Из всего высказанного последнее показалось матери самой горькой обидой.

Легко было Строганову с высоты своих миллионов относиться к ее стесненному положению; простительно престарелой тетушке считать ее еще девочкой, несмотря на тридцатилетний возраст; но предполагать, что она способна перед ней унижаться, заискивать ее расположения ради денег, – этого не могла она снести. С необычайной для нее твердостью она ответила, что графиня вольна поступать, как ей заблагорассудится, но что она напрасно думает, что, удержав имение, она приобретет на нее большее влияние, по выражению графа, «может забрать ее в руки». Напротив, всякое желание проявить ласку, оказать предупредительность будет отныне сковано мыслью навлечь на себя подозрение в корыстной цели. Не денежную помощь ценила она в Екатерине Ивановне, а ту материнскую заботу, которой она постоянно ее окружала.
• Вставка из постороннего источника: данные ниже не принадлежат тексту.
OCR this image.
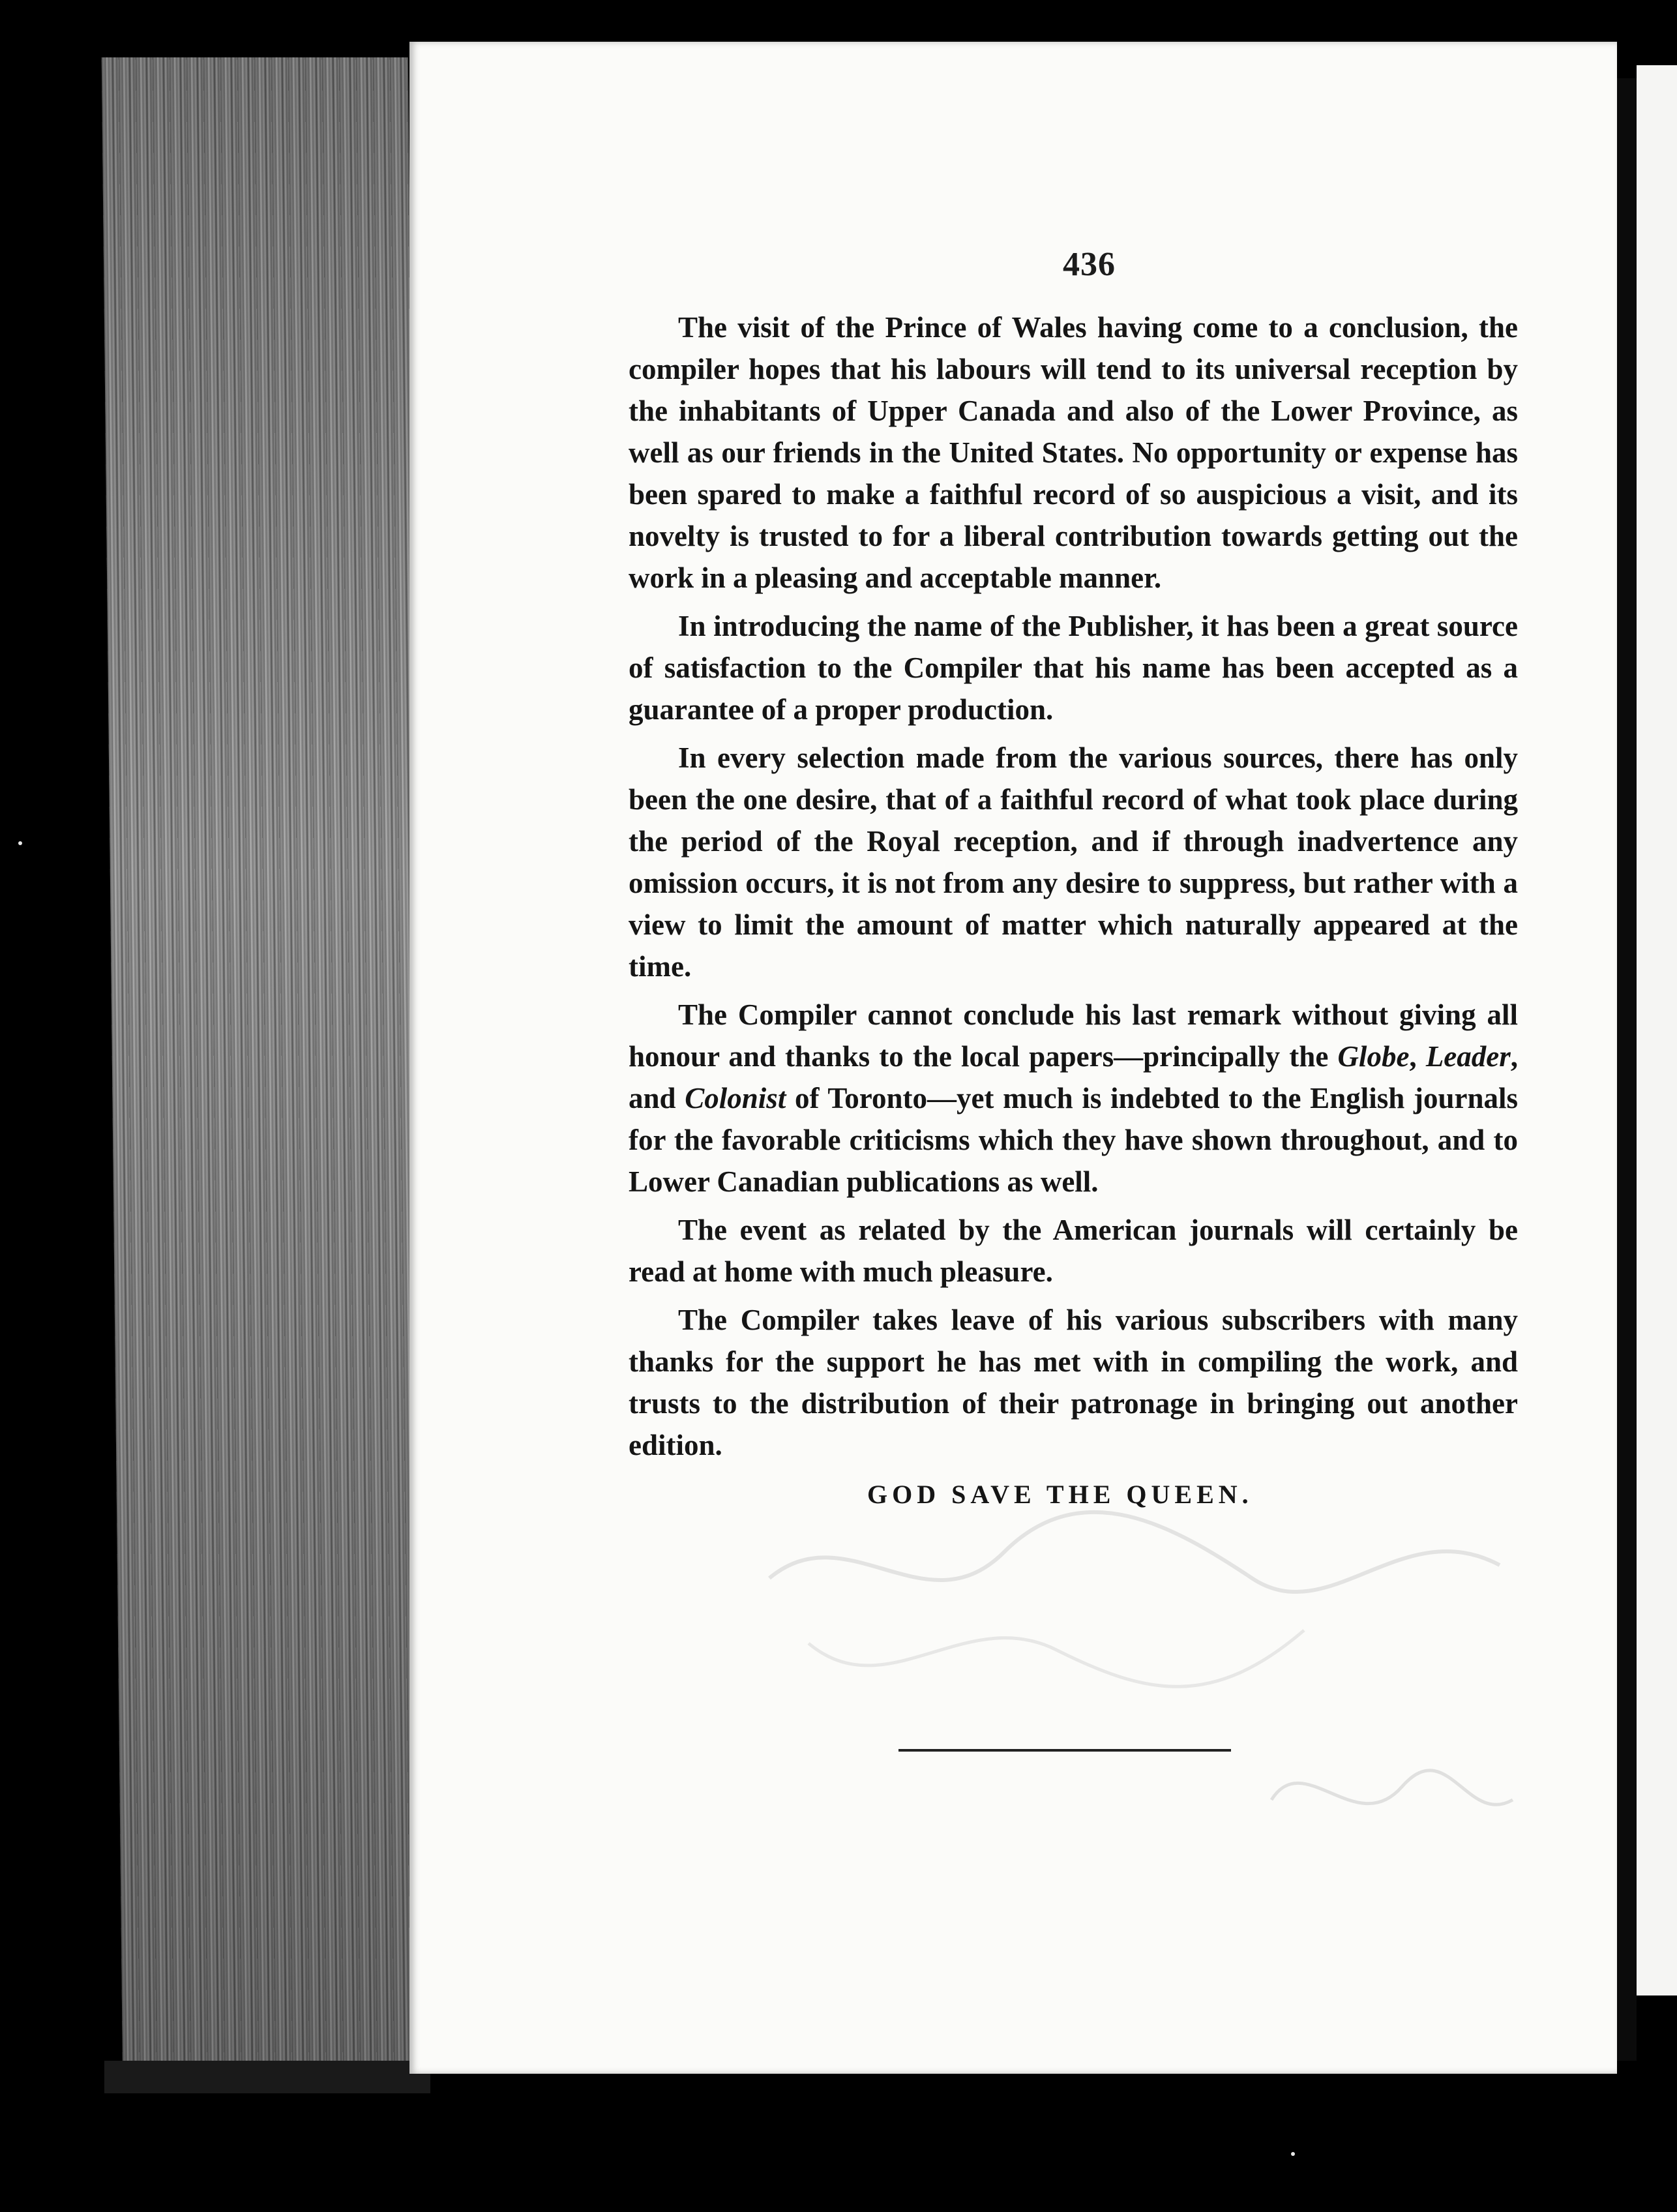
436

The visit of the Prince of Wales having come to a conclusion, the compiler hopes that his labours will tend to its universal reception by the inhabitants of Upper Canada and also of the Lower Province, as well as our friends in the United States. No opportunity or expense has been spared to make a faithful record of so auspicious a visit, and its novelty is trusted to for a liberal contribution towards getting out the work in a pleasing and acceptable manner.

In introducing the name of the Publisher, it has been a great source of satisfaction to the Compiler that his name has been accepted as a guarantee of a proper production.

In every selection made from the various sources, there has only been the one desire, that of a faithful record of what took place during the period of the Royal reception, and if through inadvertence any omission occurs, it is not from any desire to suppress, but rather with a view to limit the amount of matter which naturally appeared at the time.

The Compiler cannot conclude his last remark without giving all honour and thanks to the local papers—principally the Globe, Leader, and Colonist of Toronto—yet much is indebted to the English journals for the favorable criticisms which they have shown throughout, and to Lower Canadian publications as well.

The event as related by the American journals will certainly be read at home with much pleasure.

The Compiler takes leave of his various subscribers with many thanks for the support he has met with in compiling the work, and trusts to the distribution of their patronage in bringing out another edition.

GOD SAVE THE QUEEN.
И столько было искренности, горячего чувства к ее отповеди, что, хотя они и не отступили от намеченного плана, но нравственная победа осталась не за седовласыми богачами, а за обездоленной ими молодой женщиной.

Несмотря на все лишения, усугубившиеся за последний год ее вдовства, она никогда не упрекала тетку в несправедливости и корысти и убежденно повторяла, что, не вмешайся граф Строганов со своими советами и внушениями, она не преминула бы исполнить последнюю волю умершей сестры.

В этом же году, в весьма близком расстоянии от Екатерины Ивановны, скончалась также Екатерина Николаевна Геккерен, в Альзасе, в замке Soultz, принадлежащем ее мужу.

Хотя, как выше уже было сказано, смерть Пушкина прервала всякие отношения между сестрами, – от других членов семьи я узнала, что тревожное предчувствие Натальи Николаевны относительно супружеского счастья сестры сбылось. Разочарование в надеждах и ревниво гложущее горе, подтачивая организм, преждевременно свели ее в могилу.

Она привязалась к мужу с беззаветной страстью и годами убеждалась, что ничто не в силах победить его равнодушие и холодность. Она была готова пожертвовать жизнью, чтобы изгладить роковое прошлое, и болезненно чувствовала, что сама служит неразрывным звеном с далекой, но незабвенной соперницей.

У нее одна за другой родились три дочери, своим появлением на свет нанося ей тяжелый удар. Она знала, что муж жаждет иметь сына, и хваталась за эту мечту, как за последнее средство вызвать в нем искру благодарной любви.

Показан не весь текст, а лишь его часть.